Il reste vingt kilomètres et deux heures de soleil pour atteindre Sidi Akhfenir où vit Boujemaa. Nous arrivons pile à temps avant que la nuit ne tombe, et avant qu’un peintre n’ai totalement recouvert de blanc l’enseigne du « Café de France », lieu potentiel de notre rendez-vous.

Nous demandons au patron s’il connaît Boujemaa, et quelques minutes plus tard le voici, en costume de ville ! Il rentre d’une journée de réunion à Tarfaya pour l’association de protection de la lagune, et nous l’avons tiré de sa sieste.
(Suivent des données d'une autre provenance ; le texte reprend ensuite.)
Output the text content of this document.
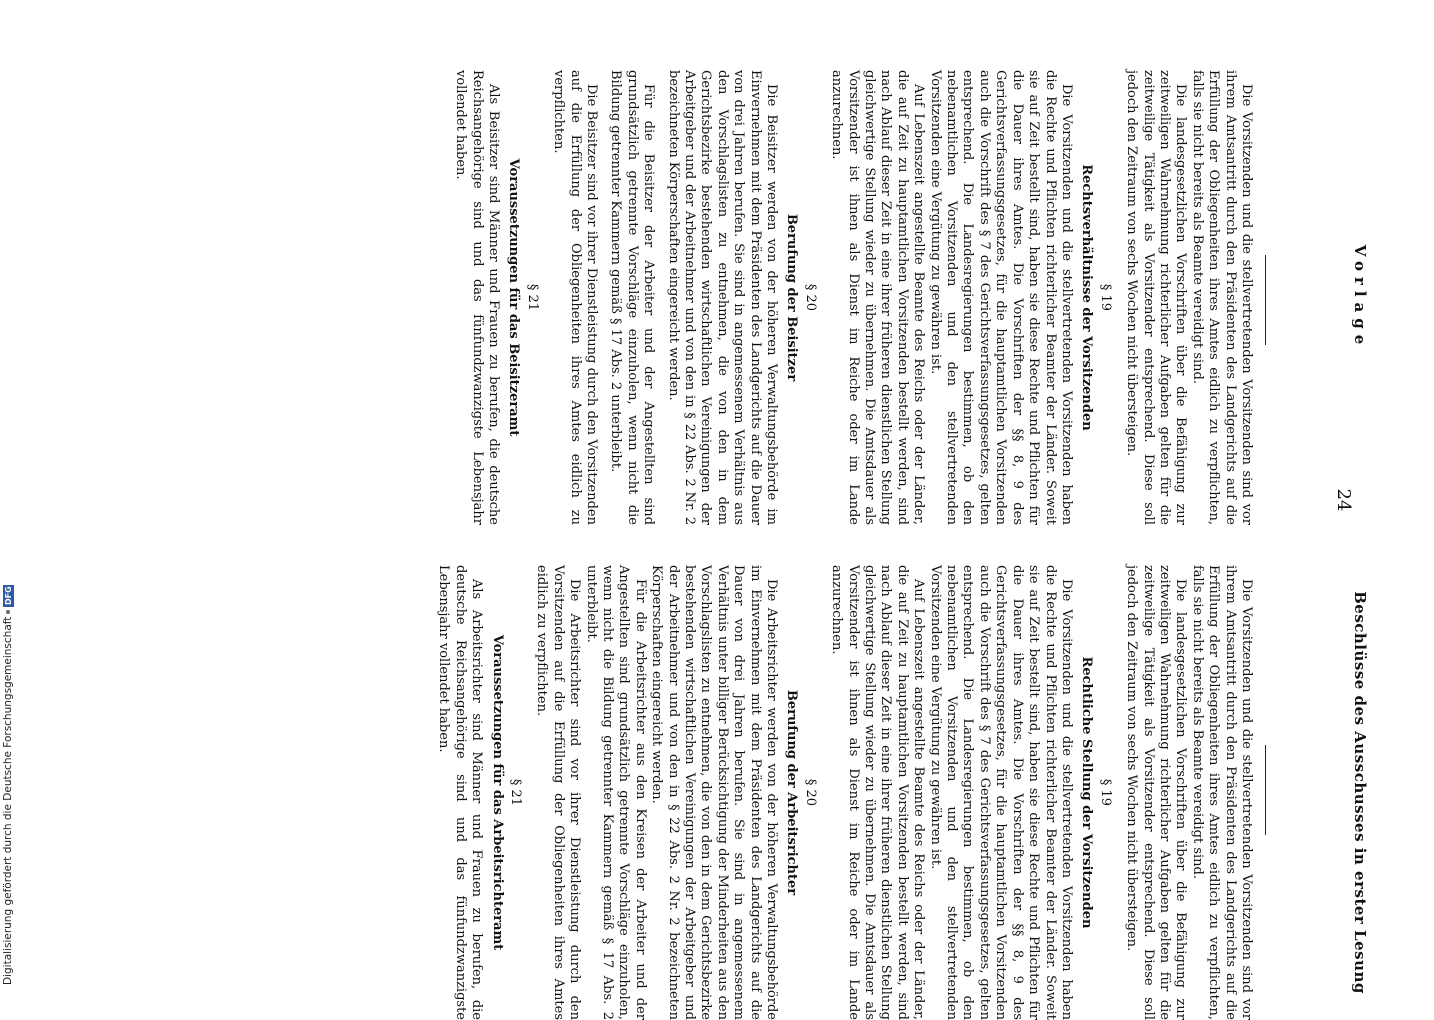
24
Vorlage
Beschlüsse des Ausschusses in erster Lesung

Die Vorsitzenden und die stellvertretenden Vorsitzenden sind vor ihrem Amtsantritt durch den Präsidenten des Landgerichts auf die Erfüllung der Obliegenheiten ihres Amtes eidlich zu verpflichten, falls sie nicht bereits als Beamte vereidigt sind.

Die landesgesetzlichen Vorschriften über die Befähigung zur zeitweiligen Wahrnehmung richterlicher Aufgaben gelten für die zeitweilige Tätigkeit als Vorsitzender entsprechend. Diese soll jedoch den Zeitraum von sechs Wochen nicht übersteigen.

§ 19
Rechtsverhältnisse der Vorsitzenden

Die Vorsitzenden und die stellvertretenden Vorsitzenden haben die Rechte und Pflichten richterlicher Beamter der Länder. Soweit sie auf Zeit bestellt sind, haben sie diese Rechte und Pflichten für die Dauer ihres Amtes. Die Vorschriften der §§ 8, 9 des Gerichtsverfassungsgesetzes, für die hauptamtlichen Vorsitzenden auch die Vorschrift des § 7 des Gerichtsverfassungsgesetzes, gelten entsprechend. Die Landesregierungen bestimmen, ob den nebenamtlichen Vorsitzenden und den stellvertretenden Vorsitzenden eine Vergütung zu gewähren ist.

Auf Lebenszeit angestellte Beamte des Reichs oder der Länder, die auf Zeit zu hauptamtlichen Vorsitzenden bestellt werden, sind nach Ablauf dieser Zeit in eine ihrer früheren dienstlichen Stellung gleichwertige Stellung wieder zu übernehmen. Die Amtsdauer als Vorsitzender ist ihnen als Dienst im Reiche oder im Lande anzurechnen.

§ 20
Berufung der Beisitzer

Die Beisitzer werden von der höheren Verwaltungsbehörde im Einvernehmen mit dem Präsidenten des Landgerichts auf die Dauer von drei Jahren berufen. Sie sind in angemessenem Verhältnis aus den Vorschlagslisten zu entnehmen, die von den in dem Gerichtsbezirke bestehenden wirtschaftlichen Vereinigungen der Arbeitgeber und der Arbeitnehmer und von den in § 22 Abs. 2 Nr. 2 bezeichneten Körperschaften eingereicht werden.

Für die Beisitzer der Arbeiter und der Angestellten sind grundsätzlich getrennte Vorschläge einzuholen, wenn nicht die Bildung getrennter Kammern gemäß § 17 Abs. 2 unterbleibt.

Die Beisitzer sind vor ihrer Dienstleistung durch den Vorsitzenden auf die Erfüllung der Obliegenheiten ihres Amtes eidlich zu verpflichten.

§ 21
Voraussetzungen für das Beisitzeramt

Als Beisitzer sind Männer und Frauen zu berufen, die deutsche Reichsangehörige sind und das fünfundzwanzigste Lebensjahr vollendet haben.

Die Vorsitzenden und die stellvertretenden Vorsitzenden sind vor ihrem Amtsantritt durch den Präsidenten des Landgerichts auf die Erfüllung der Obliegenheiten ihres Amtes eidlich zu verpflichten, falls sie nicht bereits als Beamte vereidigt sind.

Die landesgesetzlichen Vorschriften über die Befähigung zur zeitweiligen Wahrnehmung richterlicher Aufgaben gelten für die zeitweilige Tätigkeit als Vorsitzender entsprechend. Diese soll jedoch den Zeitraum von sechs Wochen nicht übersteigen.

§ 19
Rechtliche Stellung der Vorsitzenden

Die Vorsitzenden und die stellvertretenden Vorsitzenden haben die Rechte und Pflichten richterlicher Beamter der Länder. Soweit sie auf Zeit bestellt sind, haben sie diese Rechte und Pflichten für die Dauer ihres Amtes. Die Vorschriften der §§ 8, 9 des Gerichtsverfassungsgesetzes, für die hauptamtlichen Vorsitzenden auch die Vorschrift des § 7 des Gerichtsverfassungsgesetzes, gelten entsprechend. Die Landesregierungen bestimmen, ob den nebenamtlichen Vorsitzenden und den stellvertretenden Vorsitzenden eine Vergütung zu gewähren ist.

Auf Lebenszeit angestellte Beamte des Reichs oder der Länder, die auf Zeit zu hauptamtlichen Vorsitzenden bestellt werden, sind nach Ablauf dieser Zeit in eine ihrer früheren dienstlichen Stellung gleichwertige Stellung wieder zu übernehmen. Die Amtsdauer als Vorsitzender ist ihnen als Dienst im Reiche oder im Lande anzurechnen.

§ 20
Berufung der Arbeitsrichter

Die Arbeitsrichter werden von der höheren Verwaltungsbehörde im Einvernehmen mit dem Präsidenten des Landgerichts auf die Dauer von drei Jahren berufen. Sie sind in angemessenem Verhältnis unter billiger Berücksichtigung der Minderheiten aus den Vorschlagslisten zu entnehmen, die von den in dem Gerichtsbezirke bestehenden wirtschaftlichen Vereinigungen der Arbeitgeber und der Arbeitnehmer und von den in § 22 Abs. 2 Nr. 2 bezeichneten Körperschaften eingereicht werden.

Für die Arbeitsrichter aus den Kreisen der Arbeiter und der Angestellten sind grundsätzlich getrennte Vorschläge einzuholen, wenn nicht die Bildung getrennter Kammern gemäß § 17 Abs. 2 unterbleibt.

Die Arbeitsrichter sind vor ihrer Dienstleistung durch den Vorsitzenden auf die Erfüllung der Obliegenheiten ihres Amtes eidlich zu verpflichten.

§ 21
Voraussetzungen für das Arbeitsrichteramt

Als Arbeitsrichter sind Männer und Frauen zu berufen, die deutsche Reichsangehörige sind und das fünfundzwanzigste Lebensjahr vollendet haben.

Digitalisierung gefördert durch die Deutsche Forschungsgemeinschaft
DFG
Malgré la fatigue que nous partageons tous les trois, nous passons une soirée à discuter après avoir avalé trois délicieux bars tachetés au grill…

Fanch : Le vent ne nous porte pas, non au contraire, il m’épuise. Le paysage s’aplanit de plus en plus. Il est à ce point plat que les silhouettes des lointains semi-remorques ressemblent à des immeubles immobiles qui se reflètent dans un mirage. C’est une eau qui ne mouille pas. Il n’y a plus d’élément de comparaison pour jauger les proportions.

De temps à autre, tout les vingt kilomètres, le plateau sur lequel nous roulons s’effondre vers une rivière stagnante. Puis il nous faut remonter pour joindre la mystérieuse monotonie du désert. Je sais que ce n’est qu’un aperçu de ce qui nous attend… Il nous reste un peu moins de deux milles kilomètres de route avant de revoir un arbre.

Sidi Akhfenir, petit village sur l’océan, étape de la Nationale 1. Aux villageois se mélangent routiers et pécheurs. C’est juste avant l’heure du dîner que Boujemaa nous rejoint (le cousin d’Aziz que nous avons eu la chance de rencontrer à Guelmim) au Café de France. Nous installons nos affaires chez lui avant de nous régaler avec un bar moucheter chacun.

On discute, on cause, on parle mais la journée d’aujourd’hui, l’air de la mer, le vent, les 60 bornes m’ont épuisé, je lutte contre le sommeil… Aller, bonne nuit!